# Old m235i owner/new m2 owner



## Earthbound (May 18, 2021)

Haven’t been here for a few years and just wanted to share my recent BMW experience with you. I had a 2015 m235i and put 50,000 miles on it. The mileage and a racing an undercover cop encounter made me decide to sell. Since, I owned a Golf r, Audi S3 and a Miata. I can already hear the laughing and I’m ready for the remarks! Truthfully, MX-5 is a go cart with a top. Was quite fun, but leaking water into the car every time it rained and defective paint that had to be repainted multiple times, made me sell it.
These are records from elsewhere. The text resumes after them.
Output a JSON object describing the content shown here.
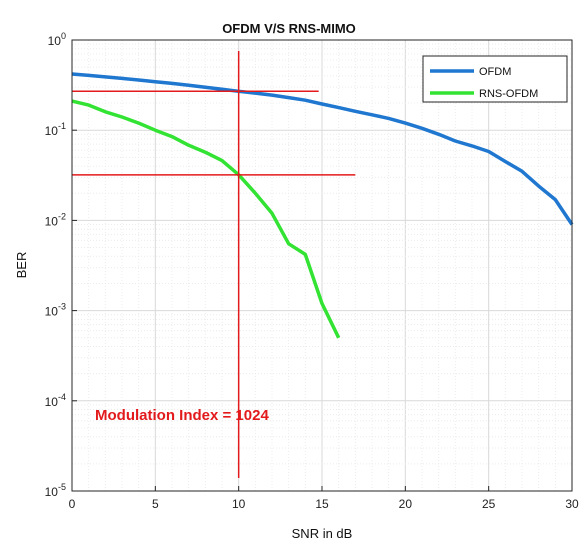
{
  "chart_data": {
    "type": "line",
    "title": "OFDM V/S RNS-MIMO",
    "xlabel": "SNR in dB",
    "ylabel": "BER",
    "xlim": [
      0,
      30
    ],
    "ylim": [
      1e-05,
      1
    ],
    "yscale": "log",
    "grid": true,
    "legend_position": "top-right",
    "x_ticks": [
      "0",
      "5",
      "10",
      "15",
      "20",
      "25",
      "30"
    ],
    "x_tick_values": [
      0,
      5,
      10,
      15,
      20,
      25,
      30
    ],
    "y_tick_values": [
      1,
      0.1,
      0.01,
      0.001,
      0.0001,
      1e-05
    ],
    "y_tick_labels": [
      {
        "base": "10",
        "exp": "0"
      },
      {
        "base": "10",
        "exp": "-1"
      },
      {
        "base": "10",
        "exp": "-2"
      },
      {
        "base": "10",
        "exp": "-3"
      },
      {
        "base": "10",
        "exp": "-4"
      },
      {
        "base": "10",
        "exp": "-5"
      }
    ],
    "series": [
      {
        "name": "OFDM",
        "color": "#1f77d0",
        "x": [
          0,
          1,
          2,
          3,
          4,
          5,
          6,
          7,
          8,
          9,
          10,
          11,
          12,
          13,
          14,
          15,
          16,
          17,
          18,
          19,
          20,
          21,
          22,
          23,
          24,
          25,
          26,
          27,
          28,
          29,
          30
        ],
        "y": [
          0.42,
          0.405,
          0.39,
          0.375,
          0.36,
          0.345,
          0.33,
          0.315,
          0.3,
          0.285,
          0.27,
          0.258,
          0.245,
          0.23,
          0.215,
          0.195,
          0.178,
          0.162,
          0.148,
          0.135,
          0.12,
          0.105,
          0.09,
          0.076,
          0.067,
          0.058,
          0.045,
          0.035,
          0.024,
          0.017,
          0.009
        ]
      },
      {
        "name": "RNS-OFDM",
        "color": "#33e333",
        "x": [
          0,
          1,
          2,
          3,
          4,
          5,
          6,
          7,
          8,
          9,
          10,
          11,
          12,
          13,
          14,
          15,
          16
        ],
        "y": [
          0.21,
          0.19,
          0.16,
          0.14,
          0.12,
          0.1,
          0.085,
          0.068,
          0.057,
          0.046,
          0.032,
          0.02,
          0.012,
          0.0055,
          0.0042,
          0.0012,
          0.0005
        ]
      }
    ],
    "annotations": {
      "text": "Modulation Index = 1024",
      "color": "#e31a1c",
      "vline_x": 10,
      "hlines": [
        {
          "y": 0.27,
          "x_from": 0,
          "x_to": 14.8
        },
        {
          "y": 0.032,
          "x_from": 0,
          "x_to": 17
        }
      ]
    }
  }
}
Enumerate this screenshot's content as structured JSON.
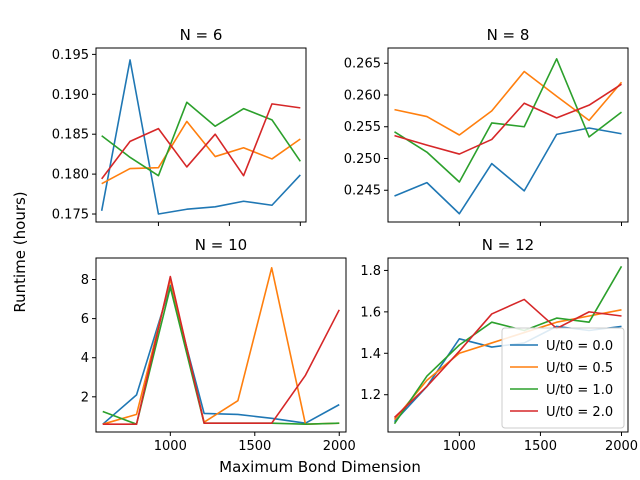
{
  "figure": {
    "xlabel": "Maximum Bond Dimension",
    "ylabel": "Runtime (hours)"
  },
  "chart_data": [
    {
      "type": "line",
      "title": "N = 6",
      "x": [
        600,
        800,
        1000,
        1200,
        1400,
        1600,
        1800,
        2000
      ],
      "xlim": [
        560,
        2040
      ],
      "xticks": [
        1000,
        1500,
        2000
      ],
      "show_xticklabels": false,
      "ylim": [
        0.174,
        0.1958
      ],
      "yticks": [
        0.175,
        0.18,
        0.185,
        0.19,
        0.195
      ],
      "ytick_labels": [
        "0.175",
        "0.180",
        "0.185",
        "0.190",
        "0.195"
      ],
      "series": [
        {
          "values": [
            0.1754,
            0.1943,
            0.175,
            0.1756,
            0.1759,
            0.1766,
            0.1761,
            0.1799
          ],
          "color": "#1f77b4"
        },
        {
          "values": [
            0.1788,
            0.1807,
            0.1808,
            0.1866,
            0.1822,
            0.1833,
            0.1819,
            0.1844
          ],
          "color": "#ff7f0e"
        },
        {
          "values": [
            0.1848,
            0.1821,
            0.1798,
            0.189,
            0.186,
            0.1882,
            0.1868,
            0.1816
          ],
          "color": "#2ca02c"
        },
        {
          "values": [
            0.1794,
            0.1841,
            0.1857,
            0.1809,
            0.185,
            0.1798,
            0.1888,
            0.1883
          ],
          "color": "#d62728"
        }
      ]
    },
    {
      "type": "line",
      "title": "N = 8",
      "x": [
        600,
        800,
        1000,
        1200,
        1400,
        1600,
        1800,
        2000
      ],
      "xlim": [
        560,
        2040
      ],
      "xticks": [
        1000,
        1500,
        2000
      ],
      "show_xticklabels": false,
      "ylim": [
        0.24,
        0.2674
      ],
      "yticks": [
        0.245,
        0.25,
        0.255,
        0.26,
        0.265
      ],
      "ytick_labels": [
        "0.245",
        "0.250",
        "0.255",
        "0.260",
        "0.265"
      ],
      "series": [
        {
          "values": [
            0.2441,
            0.2462,
            0.2413,
            0.2492,
            0.2449,
            0.2538,
            0.2548,
            0.2539
          ],
          "color": "#1f77b4"
        },
        {
          "values": [
            0.2577,
            0.2566,
            0.2537,
            0.2575,
            0.2637,
            0.2598,
            0.256,
            0.262
          ],
          "color": "#ff7f0e"
        },
        {
          "values": [
            0.2542,
            0.251,
            0.2463,
            0.2556,
            0.255,
            0.2657,
            0.2534,
            0.2573
          ],
          "color": "#2ca02c"
        },
        {
          "values": [
            0.2536,
            0.2521,
            0.2507,
            0.253,
            0.2587,
            0.2564,
            0.2584,
            0.2617
          ],
          "color": "#d62728"
        }
      ]
    },
    {
      "type": "line",
      "title": "N = 10",
      "x": [
        600,
        800,
        1000,
        1200,
        1400,
        1600,
        1800,
        2000
      ],
      "xlim": [
        560,
        2040
      ],
      "xticks": [
        1000,
        1500,
        2000
      ],
      "xtick_labels": [
        "1000",
        "1500",
        "2000"
      ],
      "show_xticklabels": true,
      "ylim": [
        0.2,
        9.1
      ],
      "yticks": [
        2,
        4,
        6,
        8
      ],
      "ytick_labels": [
        "2",
        "4",
        "6",
        "8"
      ],
      "series": [
        {
          "values": [
            0.6,
            2.1,
            7.7,
            1.15,
            1.1,
            0.9,
            0.65,
            1.6
          ],
          "color": "#1f77b4"
        },
        {
          "values": [
            0.6,
            1.1,
            8.0,
            0.7,
            1.8,
            8.6,
            0.6,
            0.65
          ],
          "color": "#ff7f0e"
        },
        {
          "values": [
            1.25,
            0.6,
            7.6,
            0.65,
            0.65,
            0.65,
            0.6,
            0.65
          ],
          "color": "#2ca02c"
        },
        {
          "values": [
            0.6,
            0.6,
            8.15,
            0.65,
            0.65,
            0.65,
            3.1,
            6.45
          ],
          "color": "#d62728"
        }
      ]
    },
    {
      "type": "line",
      "title": "N = 12",
      "x": [
        600,
        800,
        1000,
        1200,
        1400,
        1600,
        1800,
        2000
      ],
      "xlim": [
        560,
        2040
      ],
      "xticks": [
        1000,
        1500,
        2000
      ],
      "xtick_labels": [
        "1000",
        "1500",
        "2000"
      ],
      "show_xticklabels": true,
      "ylim": [
        1.02,
        1.86
      ],
      "yticks": [
        1.2,
        1.4,
        1.6,
        1.8
      ],
      "ytick_labels": [
        "1.2",
        "1.4",
        "1.6",
        "1.8"
      ],
      "legend": {
        "placement": "lower-right",
        "entries": [
          {
            "label": "U/t0 = 0.0",
            "color": "#1f77b4"
          },
          {
            "label": "U/t0 = 0.5",
            "color": "#ff7f0e"
          },
          {
            "label": "U/t0 = 1.0",
            "color": "#2ca02c"
          },
          {
            "label": "U/t0 = 2.0",
            "color": "#d62728"
          }
        ]
      },
      "series": [
        {
          "values": [
            1.07,
            1.24,
            1.47,
            1.43,
            1.45,
            1.53,
            1.51,
            1.53
          ],
          "color": "#1f77b4"
        },
        {
          "values": [
            1.08,
            1.27,
            1.4,
            1.45,
            1.5,
            1.55,
            1.58,
            1.61
          ],
          "color": "#ff7f0e"
        },
        {
          "values": [
            1.06,
            1.29,
            1.44,
            1.55,
            1.51,
            1.57,
            1.55,
            1.82
          ],
          "color": "#2ca02c"
        },
        {
          "values": [
            1.09,
            1.24,
            1.41,
            1.59,
            1.66,
            1.52,
            1.6,
            1.58
          ],
          "color": "#d62728"
        }
      ]
    }
  ]
}
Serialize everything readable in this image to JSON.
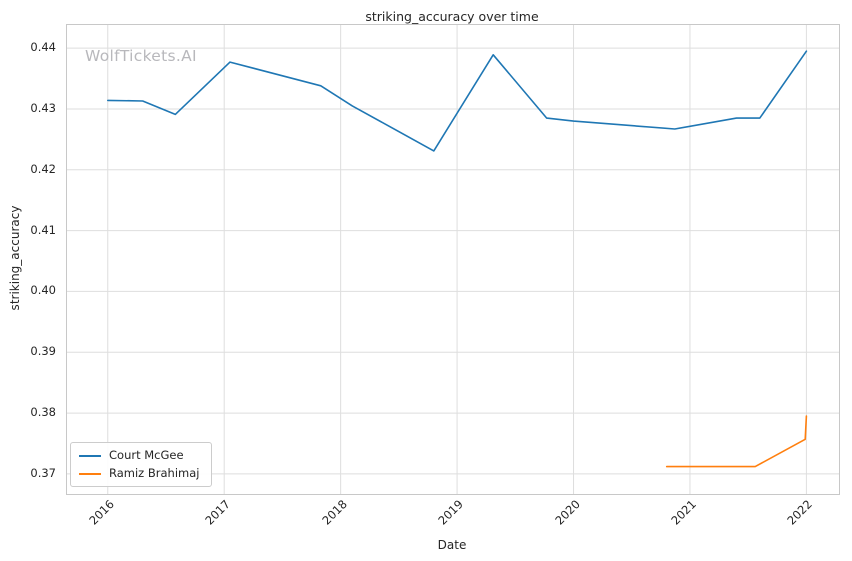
{
  "watermark": "WolfTickets.AI",
  "chart_data": {
    "type": "line",
    "title": "striking_accuracy over time",
    "xlabel": "Date",
    "ylabel": "striking_accuracy",
    "xlim": [
      2015.65,
      2022.28
    ],
    "ylim": [
      0.3667,
      0.4438
    ],
    "xticks": [
      2016,
      2017,
      2018,
      2019,
      2020,
      2021,
      2022
    ],
    "yticks": [
      0.37,
      0.38,
      0.39,
      0.4,
      0.41,
      0.42,
      0.43,
      0.44
    ],
    "grid": true,
    "grid_color": "#dedede",
    "legend_position": "lower left",
    "series": [
      {
        "name": "Court McGee",
        "color": "#1f77b4",
        "points": [
          [
            2016.0,
            0.4314
          ],
          [
            2016.3,
            0.4313
          ],
          [
            2016.58,
            0.4291
          ],
          [
            2017.05,
            0.4377
          ],
          [
            2017.83,
            0.4338
          ],
          [
            2018.1,
            0.4305
          ],
          [
            2018.8,
            0.4231
          ],
          [
            2019.31,
            0.4389
          ],
          [
            2019.77,
            0.4285
          ],
          [
            2020.0,
            0.428
          ],
          [
            2020.87,
            0.4267
          ],
          [
            2021.4,
            0.4285
          ],
          [
            2021.6,
            0.4285
          ],
          [
            2022.0,
            0.4395
          ]
        ]
      },
      {
        "name": "Ramiz Brahimaj",
        "color": "#ff7f0e",
        "points": [
          [
            2020.8,
            0.3712
          ],
          [
            2021.56,
            0.3712
          ],
          [
            2021.99,
            0.3757
          ],
          [
            2022.0,
            0.3795
          ]
        ]
      }
    ]
  }
}
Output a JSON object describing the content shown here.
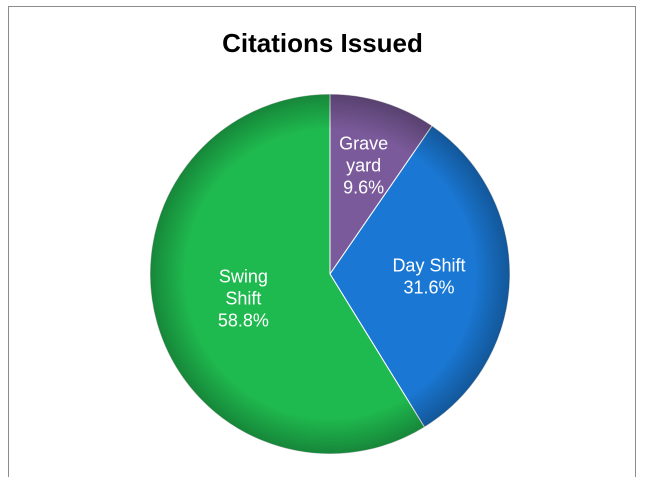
{
  "chart_data": {
    "type": "pie",
    "title": "Citations Issued",
    "slices": [
      {
        "label_lines": [
          "Grave",
          "yard",
          "9.6%"
        ],
        "value": 9.6,
        "color": "#7a5a9a"
      },
      {
        "label_lines": [
          "Day Shift",
          "31.6%"
        ],
        "value": 31.6,
        "color": "#1a78d4"
      },
      {
        "label_lines": [
          "Swing",
          "Shift",
          "58.8%"
        ],
        "value": 58.8,
        "color": "#1fba4f"
      }
    ],
    "legend": "none",
    "start": "top, clockwise"
  }
}
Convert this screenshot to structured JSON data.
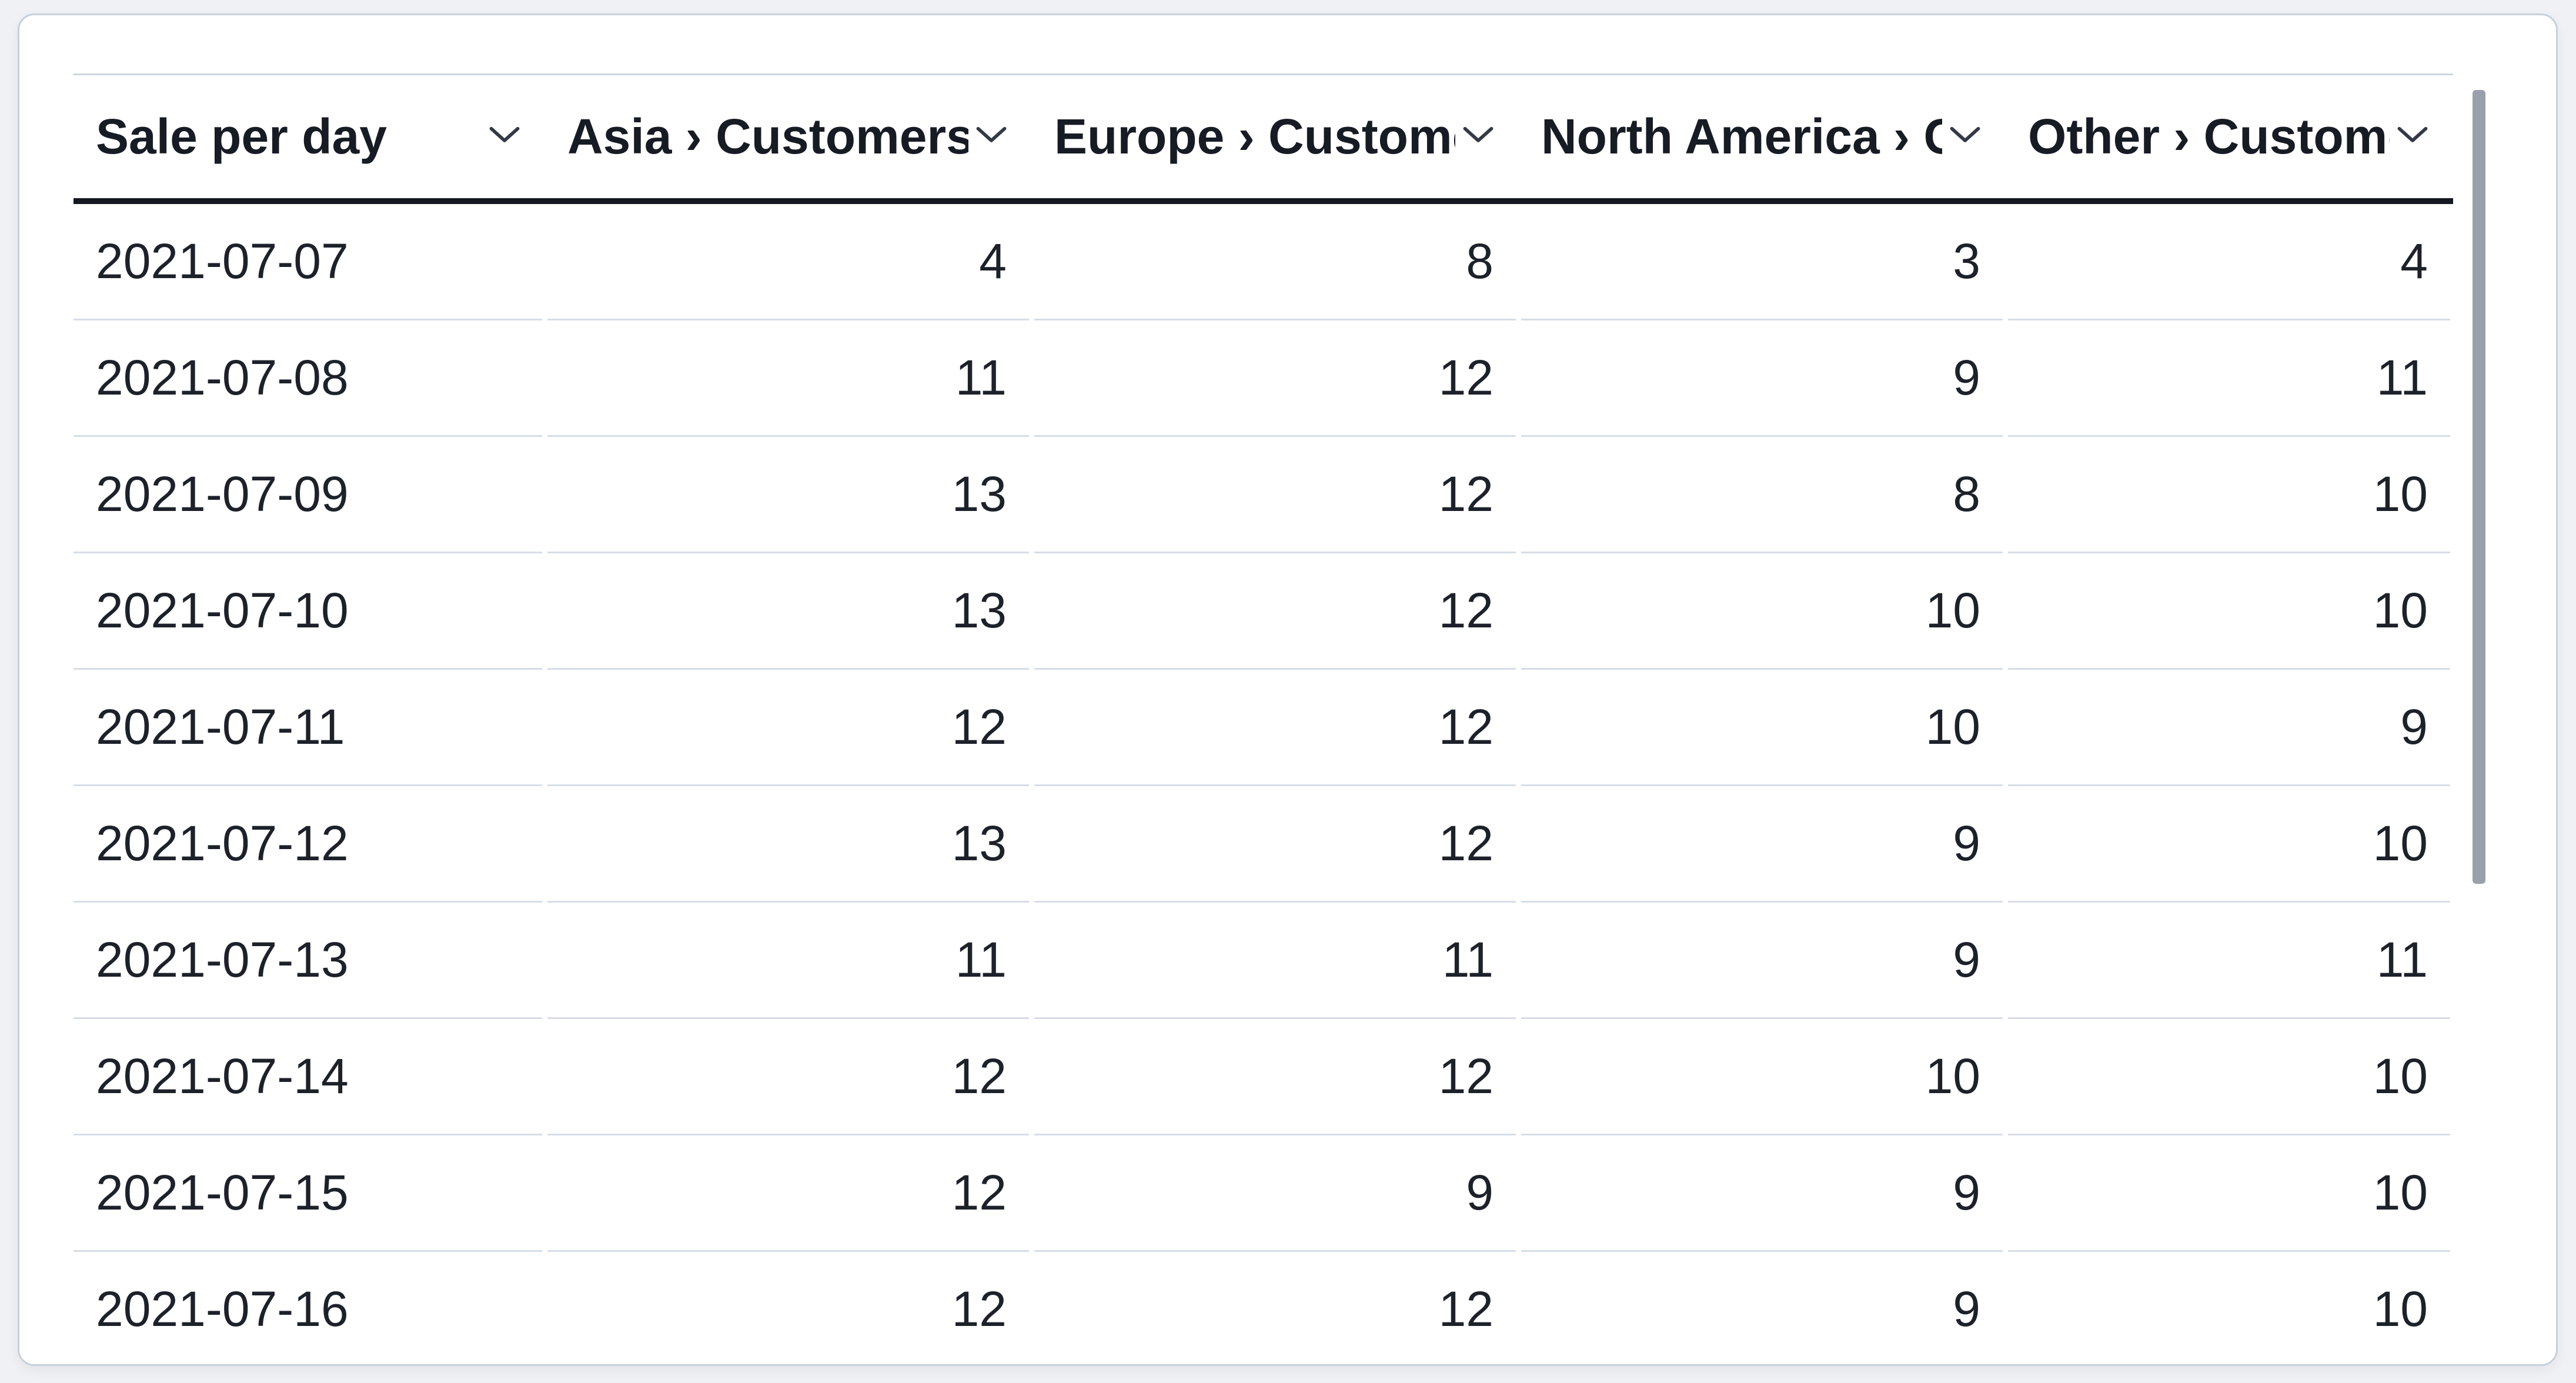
{
  "table": {
    "columns": [
      {
        "id": "sale-per-day",
        "label": "Sale per day"
      },
      {
        "id": "asia-customers",
        "label": "Asia › Customers"
      },
      {
        "id": "europe-customers",
        "label": "Europe › Customers"
      },
      {
        "id": "north-america-customers",
        "label": "North America › Customers"
      },
      {
        "id": "other-customers",
        "label": "Other › Customers"
      }
    ],
    "rows": [
      {
        "cells": [
          "2021-07-07",
          4,
          8,
          3,
          4
        ]
      },
      {
        "cells": [
          "2021-07-08",
          11,
          12,
          9,
          11
        ]
      },
      {
        "cells": [
          "2021-07-09",
          13,
          12,
          8,
          10
        ]
      },
      {
        "cells": [
          "2021-07-10",
          13,
          12,
          10,
          10
        ]
      },
      {
        "cells": [
          "2021-07-11",
          12,
          12,
          10,
          9
        ]
      },
      {
        "cells": [
          "2021-07-12",
          13,
          12,
          9,
          10
        ]
      },
      {
        "cells": [
          "2021-07-13",
          11,
          11,
          9,
          11
        ]
      },
      {
        "cells": [
          "2021-07-14",
          12,
          12,
          10,
          10
        ]
      },
      {
        "cells": [
          "2021-07-15",
          12,
          9,
          9,
          10
        ]
      },
      {
        "cells": [
          "2021-07-16",
          12,
          12,
          9,
          10
        ]
      }
    ]
  },
  "icons": {
    "header_sort": "chevron-down-icon"
  },
  "colors": {
    "page_bg": "#eff1f4",
    "card_bg": "#ffffff",
    "card_border": "#c7d0dc",
    "header_underline": "#151821",
    "row_divider": "#d6dde8",
    "text": "#1d212a",
    "scrollbar_thumb": "#9aa0aa"
  }
}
Never thought about the m2 due to pricing but came upon a 2017 with 5,000 miles. Now it’s mine!
I had to travel to Ct, from NY, to pick it up and had some apprehension. Thought it might be too similar to the m235i, beat on, suspension too stiff, scratched more than they were leading on etc....Found out it came from an older man who keeps them until the warranty is about to expire, garages it and drives it to the golf club. Jackpot!!
Was really pleased to find that it’s quite different in many ways. Stick this time really changes the driving experience, infotainment system upgraded, seats better, plus the wheels etc.. I really found the suspension to be far more enjoyable in the m2. The rear end of the m235i used to hop a bit on rough road. The m2 just sucks it up and is far less jarring. Really pleased. I’ve read they are the same components so perhaps the difference is programming or set up. Either way, more enjoyable. Loved my m235i and am hoping my m2 experience is even better.


----------



## HotGrbg (Apr 23, 2021)

Congrats!


----------



## Earthbound (May 18, 2021)

HotGrbg said:


> Congrats!


Thank you. Really lives up to the reputation. To be fair, not a track driver so car is only pushed around local twisty roads. What are you driving?


----------